Bagi Indra, meski ia sangat mencintai tema-tema Jepang, ia tidak akan mungkin menanggalkan identitas lokalnya sebagai Osing. Ia menolak dominasi dan kooptasi budaya Jepang. Sebab, baginya, generasi muda Osing harus bangga serta mau menjaga adat dan budaya Osing agar tidak tergerus zaman.
Tidak jauh berbeda adalah kedai kopi Sogok Ontong di Jalan MH Thamrin. Di tengah pusat kota Banyuwangi yang mulai disesaki bangunan, sekelompok pemuda membuka kedai kopi dengan konsep vintage (kuno). Mereka seolah ingin menghentikan waktu, menahannya dengan barang dan pernak-pernik di masa lalu.
”Konsepnya vintage. Ini sesuai dengan asal muasal warung ini sebelumnya, yaitu gudang supermarket yang tidak terpakai,” kata Vival, salah seorang pengelola kedai Sogok Ontong.
Mempertahankan suasana jadul di tengah perkembangan kota yang semakin cepat adalah pilihan dari sekelompok anak muda untuk tampil berbeda. Tampil dengan identitas dan pilihan mereka sendiri, tidak ikut-ikutan terbawa arus modernitas. ”Melambat” di tengah kecepatan zaman.

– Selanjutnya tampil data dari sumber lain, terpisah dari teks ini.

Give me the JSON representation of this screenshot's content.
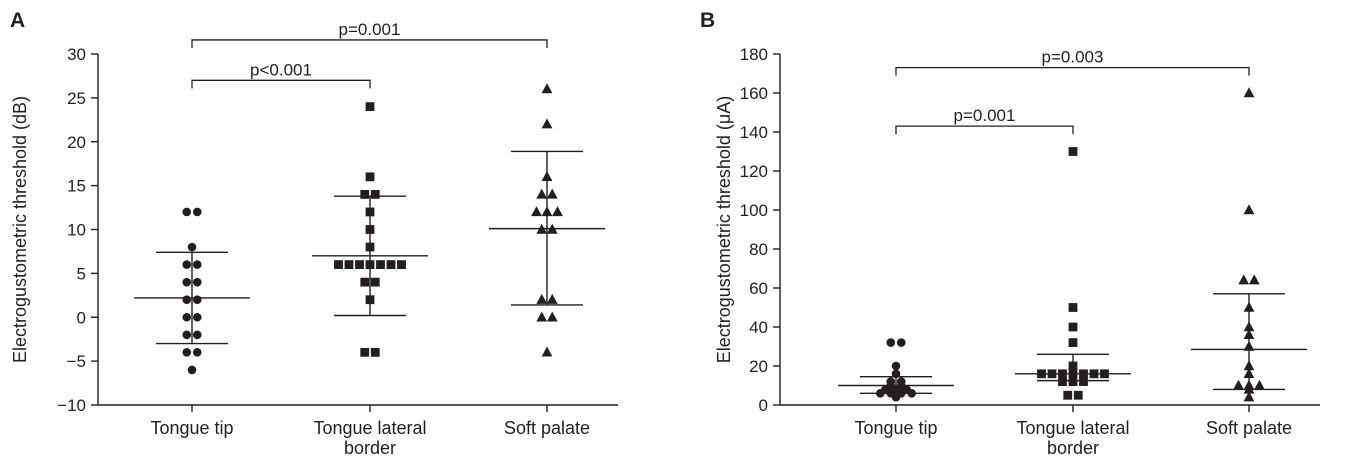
{
  "chart_data": [
    {
      "panel_label": "A",
      "type": "scatter",
      "ylabel": "Electrogustometric threshold (dB)",
      "ylim": [
        -10,
        30
      ],
      "yticks": [
        -10,
        -5,
        0,
        5,
        10,
        15,
        20,
        25,
        30
      ],
      "categories": [
        [
          "Tongue tip"
        ],
        [
          "Tongue lateral",
          "border"
        ],
        [
          "Soft palate"
        ]
      ],
      "grid": false,
      "series": [
        {
          "marker": "circle",
          "values": [
            12,
            12,
            8,
            6,
            6,
            4,
            4,
            2,
            2,
            0,
            0,
            -2,
            -2,
            -4,
            -4,
            -6
          ],
          "summary": {
            "median": 2.2,
            "low": -3,
            "high": 7.4
          }
        },
        {
          "marker": "square",
          "values": [
            24,
            16,
            14,
            14,
            12,
            10,
            8,
            6,
            6,
            6,
            6,
            6,
            6,
            6,
            4,
            4,
            2,
            -4,
            -4
          ],
          "summary": {
            "median": 7,
            "low": 0.2,
            "high": 13.8
          }
        },
        {
          "marker": "triangle",
          "values": [
            26,
            22,
            16,
            14,
            14,
            12,
            12,
            12,
            10,
            10,
            2,
            2,
            0,
            0,
            -4
          ],
          "summary": {
            "median": 10.1,
            "low": 1.4,
            "high": 18.9
          }
        }
      ],
      "comparisons": [
        {
          "from": 0,
          "to": 1,
          "label": "p<0.001",
          "level": 27
        },
        {
          "from": 0,
          "to": 2,
          "label": "p=0.001",
          "level": 31.6
        }
      ]
    },
    {
      "panel_label": "B",
      "type": "scatter",
      "ylabel": "Electrogustometric threshold (μA)",
      "ylim": [
        0,
        180
      ],
      "yticks": [
        0,
        20,
        40,
        60,
        80,
        100,
        120,
        140,
        160,
        180
      ],
      "categories": [
        [
          "Tongue tip"
        ],
        [
          "Tongue lateral",
          "border"
        ],
        [
          "Soft palate"
        ]
      ],
      "grid": false,
      "series": [
        {
          "marker": "circle",
          "values": [
            32,
            32,
            20,
            16,
            12,
            12,
            10,
            10,
            8,
            8,
            8,
            6,
            6,
            6,
            6,
            4
          ],
          "summary": {
            "median": 10,
            "low": 6,
            "high": 14.5
          }
        },
        {
          "marker": "square",
          "values": [
            130,
            50,
            40,
            32,
            20,
            16,
            16,
            16,
            16,
            16,
            16,
            16,
            12,
            12,
            12,
            5,
            5
          ],
          "summary": {
            "median": 16,
            "low": 12.5,
            "high": 26
          }
        },
        {
          "marker": "triangle",
          "values": [
            160,
            100,
            64,
            64,
            50,
            40,
            36,
            30,
            20,
            16,
            10,
            10,
            10,
            8,
            4
          ],
          "summary": {
            "median": 28.5,
            "low": 8,
            "high": 57
          }
        }
      ],
      "comparisons": [
        {
          "from": 0,
          "to": 1,
          "label": "p=0.001",
          "level": 143
        },
        {
          "from": 0,
          "to": 2,
          "label": "p=0.003",
          "level": 173
        }
      ]
    }
  ]
}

Baca juga: Pariwisata Banyuwangi (3): Bermodalkan Partisipasi Masyarakat
Meskipun pilihan mempertahankan kejadulan itu sebenarnya cukup mahal. Mereka harus mengolah kayu-kayu bekas kapal nelayan menjadi meja kayu panjang yang nyaman. Untuk biayanya, tentu saja mereka harus harus merogoh kocek cukup dalam.
Sebuah kedai kopi berkonsep lainnya di Banyuwangi adalah Omah Kopi Telemung. Lokasinya di Desa Telemung, Kota Banyuwangi. Meski secara administratif masuk wilayah kota Bayuwangi, untuk Omah Kopi Telemung, pengunjung harus menempuh jalan perdesaan menanjak hingga bisa jadi orang berpikir apakah lokasi itu benar atau salah.
Perdesaan
Lokasi kedai kopi sekaligus kebun kopi Telemung tersebut berada di ketinggian 400-500 meter di atas permukaan laut (mdpl). Saat kami datang pekan lalu, tidak ada petunjuk sama sekali untuk menuju lokasi. Kami hanya mengandalkan Google Maps dan bertanya kepada orang sekitar. Akhirnya, meski beberapa kali harus berhenti atau memutar, kami sampai ke tujuan.

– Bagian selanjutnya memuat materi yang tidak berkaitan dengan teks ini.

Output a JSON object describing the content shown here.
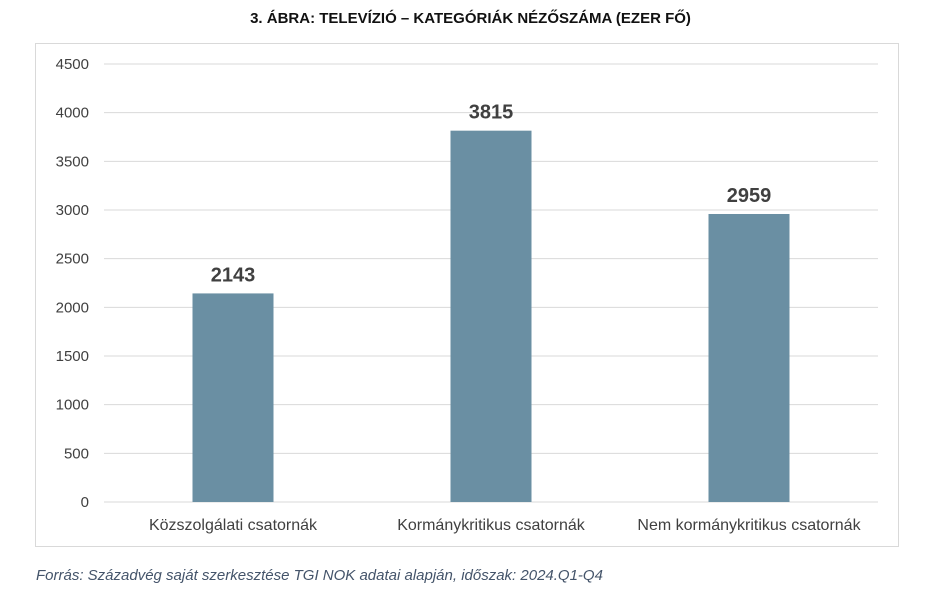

Omah kopi Telemung boleh dibilang sebagai tempat nongkrong di halaman rumah. Bangunannya dari kayu, menempati halaman luas dan di sekelilingnya adalah kebun kopi serta kebun buah-buahan seperti durian dan alpukat. Selain menjual kopi, Omah Kopi Telemung juga menjual buah-buahan hasil kebun mereka.
Baca juga: Banyuwangi dan Pasar Tematik
Ika (28), pengelola Omah Kopi Telemung sekaligus istri dari pendiri, mengatakan bahwa kedai tersebut dibangun pada 2015. Sebenarnya, kedai dibangun untuk mengenalkan kopi Telemung ke dunia luar. Selain kedai kopi, di sana pengunjung juga biasa mengikuti eduwisata kopi. Ika adalah keluarga keturunan Madura. Bisa jadi, dulu, nenek moyang Ika adalah bagian dari etnis Madura yang dibawa oleh Belanda untuk bekerja di perkebunan kopi Blambangan.
”Tadi baru saja ada beberapa turis asing datang untuk mengetahui proses membuat kopi yang baik. Jadi, saya jelaskan alurnya mulai dari petik merah, sortasi biji baik dan tidak baik, penjemuran, hingga akhirnya kopi diproses menjadi secangkir minuman nikmat,” kata Ika.
Imam Mukhlis (32), suami Ika, berusaha menjadikan Omah Kopi Telemung sebagai sarana mengenalkan kopi Telemung ke dunia luar. ”Kami mengajari mereka cara petik merah dan memproses kopi yang baik. Ada yang mau dan ada yang tidak. Yang mau, maka bisa menjual kopinya bersama kopi milik kami yang harganya jauh lebih tinggi,” kata Ika.
Omah Kopi Telemung mengajarkan bahwa kedai kopi tidak harus berkonsep modern. Konsep perdesaan dan tradisional pun akan dicari orang jika digarap dengan benar.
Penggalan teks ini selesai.